Blue by Pat GrantArtarmon, New South Wales / Marietta, Georgia. Giramondo / Top Shelf. 2012. ISBN 9781603091534 

The Australian comics scene has historically been a parenthetical description added to anglophone comics published in the United States and the United Kingdom, much like Olivia Newton-John or Air Supply happen to be Australian. Australia’s best-known cartoonist, Eddie Campbell, is a Scottish expat whose most famous works are about London. While the continent down under has enjoyed a slow percolation of activity over the last decade, few graphic novels produced by Australians have made a meaningful impression on the medium as a whole, let alone begun to carve out some recognizable niche in the narrative continuum that would allow them to be grouped by any identifier other than geographic.

Pat Grant’s Blue may not be the book that changes that reality, but it is a step in the right direction. It is an odd graphic novel, composed of juxtaposing elements that don’t always fit together seamlessly. Blue does carry a fiery ingot of sufficiently localized experiences and interests at its core that impart a real sense of place and identity to the reader upon its completion.

Grant is a fascinating artist and applies a diverse array of visual storytelling devices to craft this disarmingly simple story of early adolescence. The veneer of science fiction he adds to deal visually with issues of racism and xenophobia folds extra layers of graphic interest into the book to draw the reader in. His sensitive treatment of the landscape, particularly the ocean as it relates to surfing as a subplot of the story, gives Blue a degree of complexity that encourages the eye to linger on the page and consider the forms from a design rather than a strictly functional position. All told, it is a beautiful book to look at, and, while that doesn’t always equal good comics, it’s never a bad place from which to start.

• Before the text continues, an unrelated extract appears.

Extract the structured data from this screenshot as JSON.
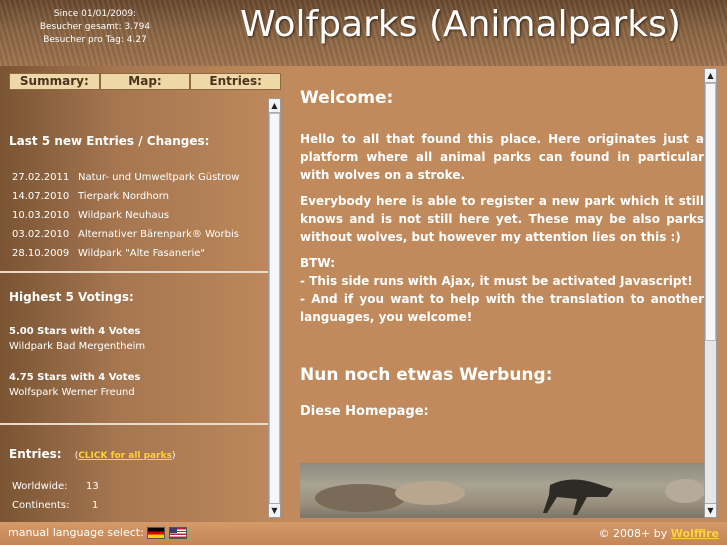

The narrative never seems to mesh as effortlessly, however, as the visuals driving it. Though the dominant plot thread, the story of three teens walking a railroad line to view the remains of a mangled body, is delivered with some precision, the subplots meander alongside rather than contribute to the final punch of the conclusion. The narrator’s static persona undermines the impact of the event under consideration and, ultimately, leaves Blue feeling like more of an excursion than an exegesis. At ninety-six pages, its promise may exceed its reach, but the result is provocative enough to keep an eye on Grant as a creator with the potential for greatness.